Une photo virale de la mission Artémis par IA contient une petite erreur de 81 billions de milliards de tonnes
Auteur: Mathieu Gagnon
Une illusion virale dans l’espace

Une image générée par une intelligence artificielle, prétendant provenir de la mission Artemis II autour de la Lune, est devenue massivement virale. Cette publication a généré des dizaines de milliers de partages sur les réseaux sociaux, suscitant un engouement immédiat auprès du public.
Il devient aujourd’hui de plus en plus complexe de distinguer les créations artificielles des véritables photographies ou vidéos. Cette difficulté est particulièrement marquée lorsque l’image ne présente pas de mains mal formées ou ne met pas en scène Will Smith mangeant des spaghettis.
Le nouveau visuel en question prétend montrer le bassin Oriental situé sur la Lune et ne comporte aucun de ces défauts évidents. Selon diverses publications, dont certaines qualifient la vue de « le cliché d’une vie », l’équipage aurait capturé cette image lors de sa descente vers la face cachée de la Lune.
L’enquête qui remonte à la source
Face à l’ampleur du phénomène, Full Fact, une organisation de vérification des faits basée au Royaume-Uni, a mené l’enquête. Leurs recherches ont permis de remonter la piste de ce cliché jusqu’à une page Facebook intitulée « Science and Astro ».
L’image diffusée par cette page comportait un filigrane Gemini, une indication technique prouvant qu’elle avait été fabriquée par le biais d’une intelligence artificielle. Cependant, la personne administrant la page a formellement nié que l’œuvre soit entièrement artificielle.
Dans une réponse publiée en ligne, le responsable a affirmé : « cette image est juste mise à jour en utilisant l’IA mais est originellement prise par la NASA, le monde est toujours le vrai comme dans les images originales, juste éditée pour éviter les droits d’auteur ». Que l’auteur ait demandé à un ordinateur de la créer ou l’ait reprise d’un tiers, cette explication ne tient pas, car aucune image originale ne correspond à ce visuel.
Une bévue algorithmique monumentale

Un détail majeur permet pourtant de démasquer la supercherie : en arrière-plan, l’intelligence artificielle a manifestement peiné à conceptualiser la présence de la Terre.
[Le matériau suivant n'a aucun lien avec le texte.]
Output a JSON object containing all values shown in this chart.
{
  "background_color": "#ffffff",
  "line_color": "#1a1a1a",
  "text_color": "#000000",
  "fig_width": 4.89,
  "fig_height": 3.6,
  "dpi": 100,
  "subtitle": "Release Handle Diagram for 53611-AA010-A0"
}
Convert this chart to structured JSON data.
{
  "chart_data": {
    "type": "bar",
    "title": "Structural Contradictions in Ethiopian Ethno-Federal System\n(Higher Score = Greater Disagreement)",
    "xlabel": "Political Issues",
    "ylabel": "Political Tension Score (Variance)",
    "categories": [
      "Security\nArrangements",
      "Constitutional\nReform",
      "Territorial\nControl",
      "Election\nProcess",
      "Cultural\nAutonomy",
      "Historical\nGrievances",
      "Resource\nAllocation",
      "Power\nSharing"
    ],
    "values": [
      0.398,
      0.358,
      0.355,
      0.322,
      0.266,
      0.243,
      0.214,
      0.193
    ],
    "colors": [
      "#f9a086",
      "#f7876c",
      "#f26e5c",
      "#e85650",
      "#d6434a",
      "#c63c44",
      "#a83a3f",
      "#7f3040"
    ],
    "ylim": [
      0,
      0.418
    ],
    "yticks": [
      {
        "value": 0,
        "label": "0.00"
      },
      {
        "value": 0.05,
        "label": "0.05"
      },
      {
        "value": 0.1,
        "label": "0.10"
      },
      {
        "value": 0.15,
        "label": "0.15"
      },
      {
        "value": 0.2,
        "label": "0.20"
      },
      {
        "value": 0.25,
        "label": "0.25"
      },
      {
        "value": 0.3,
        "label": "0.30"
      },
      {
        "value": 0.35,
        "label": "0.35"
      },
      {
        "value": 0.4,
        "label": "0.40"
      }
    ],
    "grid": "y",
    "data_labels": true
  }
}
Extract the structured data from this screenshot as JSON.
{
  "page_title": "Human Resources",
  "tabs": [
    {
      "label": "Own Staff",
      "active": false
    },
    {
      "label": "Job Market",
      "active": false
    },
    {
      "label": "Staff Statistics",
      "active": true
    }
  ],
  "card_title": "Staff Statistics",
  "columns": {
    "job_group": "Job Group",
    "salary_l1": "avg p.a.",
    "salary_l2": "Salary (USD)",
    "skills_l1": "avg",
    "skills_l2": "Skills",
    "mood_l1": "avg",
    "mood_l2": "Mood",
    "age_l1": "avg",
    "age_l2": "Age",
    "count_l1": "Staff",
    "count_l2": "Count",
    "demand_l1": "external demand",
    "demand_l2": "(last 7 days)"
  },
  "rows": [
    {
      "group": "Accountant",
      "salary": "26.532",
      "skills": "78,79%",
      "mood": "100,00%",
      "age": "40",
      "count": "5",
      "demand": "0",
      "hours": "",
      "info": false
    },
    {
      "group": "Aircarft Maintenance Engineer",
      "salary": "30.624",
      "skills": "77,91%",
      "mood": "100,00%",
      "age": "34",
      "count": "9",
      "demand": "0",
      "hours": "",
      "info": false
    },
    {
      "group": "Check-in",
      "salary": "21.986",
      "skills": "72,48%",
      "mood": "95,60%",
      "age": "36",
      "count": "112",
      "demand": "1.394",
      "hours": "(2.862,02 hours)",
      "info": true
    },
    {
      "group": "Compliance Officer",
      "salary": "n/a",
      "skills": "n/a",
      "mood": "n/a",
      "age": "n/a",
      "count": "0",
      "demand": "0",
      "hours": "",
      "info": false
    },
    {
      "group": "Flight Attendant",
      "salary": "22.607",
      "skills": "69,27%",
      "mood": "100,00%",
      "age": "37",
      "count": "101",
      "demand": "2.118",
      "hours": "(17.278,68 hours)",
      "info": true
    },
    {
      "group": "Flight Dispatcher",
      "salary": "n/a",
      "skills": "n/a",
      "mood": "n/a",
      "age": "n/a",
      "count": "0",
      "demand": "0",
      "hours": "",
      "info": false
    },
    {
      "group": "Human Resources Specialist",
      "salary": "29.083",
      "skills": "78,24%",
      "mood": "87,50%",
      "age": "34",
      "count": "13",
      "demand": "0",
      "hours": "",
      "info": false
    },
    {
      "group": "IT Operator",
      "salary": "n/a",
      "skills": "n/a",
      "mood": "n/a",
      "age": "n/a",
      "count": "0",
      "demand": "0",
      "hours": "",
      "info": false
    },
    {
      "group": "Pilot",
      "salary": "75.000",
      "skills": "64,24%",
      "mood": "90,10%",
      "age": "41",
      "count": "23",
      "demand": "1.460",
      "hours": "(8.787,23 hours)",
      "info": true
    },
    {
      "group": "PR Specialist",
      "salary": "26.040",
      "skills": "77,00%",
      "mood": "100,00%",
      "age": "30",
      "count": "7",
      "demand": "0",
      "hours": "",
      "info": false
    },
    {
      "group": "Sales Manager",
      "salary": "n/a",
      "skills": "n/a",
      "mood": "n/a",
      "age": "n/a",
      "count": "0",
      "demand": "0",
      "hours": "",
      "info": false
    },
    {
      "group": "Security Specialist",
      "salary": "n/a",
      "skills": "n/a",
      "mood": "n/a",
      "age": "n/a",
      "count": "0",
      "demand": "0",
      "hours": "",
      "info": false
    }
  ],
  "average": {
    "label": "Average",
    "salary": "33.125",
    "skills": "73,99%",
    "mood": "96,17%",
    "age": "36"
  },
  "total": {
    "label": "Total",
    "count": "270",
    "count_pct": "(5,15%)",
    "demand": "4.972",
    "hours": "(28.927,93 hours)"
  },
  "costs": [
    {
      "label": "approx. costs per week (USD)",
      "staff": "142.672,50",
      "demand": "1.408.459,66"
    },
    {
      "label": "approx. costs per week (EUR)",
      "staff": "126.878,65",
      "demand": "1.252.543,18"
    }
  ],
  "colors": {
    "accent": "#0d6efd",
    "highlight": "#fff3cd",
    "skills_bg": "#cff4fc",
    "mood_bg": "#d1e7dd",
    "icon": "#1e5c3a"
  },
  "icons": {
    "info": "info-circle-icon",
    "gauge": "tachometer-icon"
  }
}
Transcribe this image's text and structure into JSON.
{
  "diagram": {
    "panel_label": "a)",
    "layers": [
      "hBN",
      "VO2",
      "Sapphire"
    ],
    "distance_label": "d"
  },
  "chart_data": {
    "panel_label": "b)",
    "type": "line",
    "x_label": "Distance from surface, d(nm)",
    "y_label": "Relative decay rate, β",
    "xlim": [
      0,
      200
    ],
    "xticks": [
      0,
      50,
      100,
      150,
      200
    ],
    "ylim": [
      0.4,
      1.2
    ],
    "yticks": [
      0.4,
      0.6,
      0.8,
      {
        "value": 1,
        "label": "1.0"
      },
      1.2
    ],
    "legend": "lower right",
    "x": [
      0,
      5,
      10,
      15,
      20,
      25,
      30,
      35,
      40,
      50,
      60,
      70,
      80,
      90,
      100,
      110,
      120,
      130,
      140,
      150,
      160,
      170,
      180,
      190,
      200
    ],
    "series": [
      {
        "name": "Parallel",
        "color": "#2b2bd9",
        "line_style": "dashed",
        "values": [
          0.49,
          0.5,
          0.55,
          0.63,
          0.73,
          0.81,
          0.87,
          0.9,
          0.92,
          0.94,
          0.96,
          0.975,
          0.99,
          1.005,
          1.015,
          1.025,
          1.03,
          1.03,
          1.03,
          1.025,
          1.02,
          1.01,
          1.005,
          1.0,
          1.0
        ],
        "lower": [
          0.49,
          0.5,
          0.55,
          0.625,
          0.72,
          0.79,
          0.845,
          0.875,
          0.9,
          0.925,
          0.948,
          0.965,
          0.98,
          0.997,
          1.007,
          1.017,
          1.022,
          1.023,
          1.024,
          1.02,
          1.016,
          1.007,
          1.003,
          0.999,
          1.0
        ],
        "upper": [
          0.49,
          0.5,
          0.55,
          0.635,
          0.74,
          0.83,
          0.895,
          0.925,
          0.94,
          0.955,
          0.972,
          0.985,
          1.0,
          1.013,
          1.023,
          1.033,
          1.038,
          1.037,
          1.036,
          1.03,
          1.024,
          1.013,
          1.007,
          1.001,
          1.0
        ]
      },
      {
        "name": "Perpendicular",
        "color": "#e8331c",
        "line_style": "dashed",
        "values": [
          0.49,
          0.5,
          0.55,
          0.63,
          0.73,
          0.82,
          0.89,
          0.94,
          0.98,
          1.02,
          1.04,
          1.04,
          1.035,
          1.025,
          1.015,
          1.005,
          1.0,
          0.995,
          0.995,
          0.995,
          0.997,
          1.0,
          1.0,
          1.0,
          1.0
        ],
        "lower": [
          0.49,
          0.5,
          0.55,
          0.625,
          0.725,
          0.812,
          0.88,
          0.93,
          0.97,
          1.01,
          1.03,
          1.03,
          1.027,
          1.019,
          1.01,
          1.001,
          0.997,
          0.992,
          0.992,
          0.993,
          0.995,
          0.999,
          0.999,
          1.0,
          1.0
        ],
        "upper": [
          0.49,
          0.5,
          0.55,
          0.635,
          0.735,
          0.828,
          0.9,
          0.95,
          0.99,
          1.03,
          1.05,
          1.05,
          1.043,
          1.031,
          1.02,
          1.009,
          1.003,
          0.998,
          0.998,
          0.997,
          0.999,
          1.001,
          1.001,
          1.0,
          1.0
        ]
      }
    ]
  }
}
L’objet céleste placé en fond ressemble à s’y méprendre à la Lune elle-même, intégrant des caractéristiques lunaires directement sur notre planète.
Ce choix algorithmique donne l’illusion de la présence de deux Lunes dans le même ciel. Une telle anomalie soulève deux questions amusantes selon votre niveau de scepticisme ou de consommation de cannabis : « cette image est-elle faite par l’IA » ou « la NASA est-elle allée sur la mauvaise Lune ».
Il est possible d’être clément envers cette production artificielle en considérant qu’elle a simplement généré un objet semblable à la Terre avec des traits lunaires en ajoutant un peu de bleu supplémentaire. Le résultat final revient néanmoins à introduire une seconde Lune dans l’espace, ce qui constitue une erreur pesant environ 7.34767309 × 1022 kilogrammes, soit une aberration colossale de 81 milliards de milliards de tonnes.
Le véritable exploit photographique
L’aspect le plus frustrant de cette diffusion virale réside dans le fait que les astronautes de la mission Artemis ont bel et bien photographié le bassin Oriental dans toute sa splendeur. La réalité se suffit à elle-même, comme le prouve une publication partagée par la NASA (@nasa).
L’agence spatiale décrit sa véritable photographie sur son site officiel en ces termes : « Le grand cratère à l’ouest des coulées de lave est le bassin Oriental, un cratère de près de 600 miles de large qui chevauche les faces visible et cachée de la Lune ».
L’explication officielle de la NASA se poursuit avec précision : « La moitié gauche de l’Oriental n’est pas visible depuis la Terre, mais sur cette image, nous avons une vue complète du cratère. Tout ce qui se trouve à gauche du cratère est la face cachée, l’hémisphère que nous n’avons pas l’occasion de voir depuis la Terre car la Lune tourne sur son axe à la même vitesse qu’elle orbite autour de nous. »
La prudence face aux mirages numériques

Il est probable que ce rappel s’adresse à un public déjà convaincu, mais la prudence reste de mise sur les réseaux sociaux. Il est primordial de toujours vérifier que ces images proviennent de sources officielles certifiées avant de les considérer comme authentiques.
L’exercice de vérification devient d’autant plus nécessaire face à des anomalies astronomiques générées par des algorithmes. L’absence de discernement d’une machine peut transformer un moment d’histoire spatiale en une simple aberration visuelle destinée à générer du clic.
Il convient donc de redoubler de vigilance en ligne. La méfiance doit s’imposer de manière systématique, particulièrement lorsqu’un document met en évidence une seconde fausse Lune positionnée juste derrière une première fausse Lune.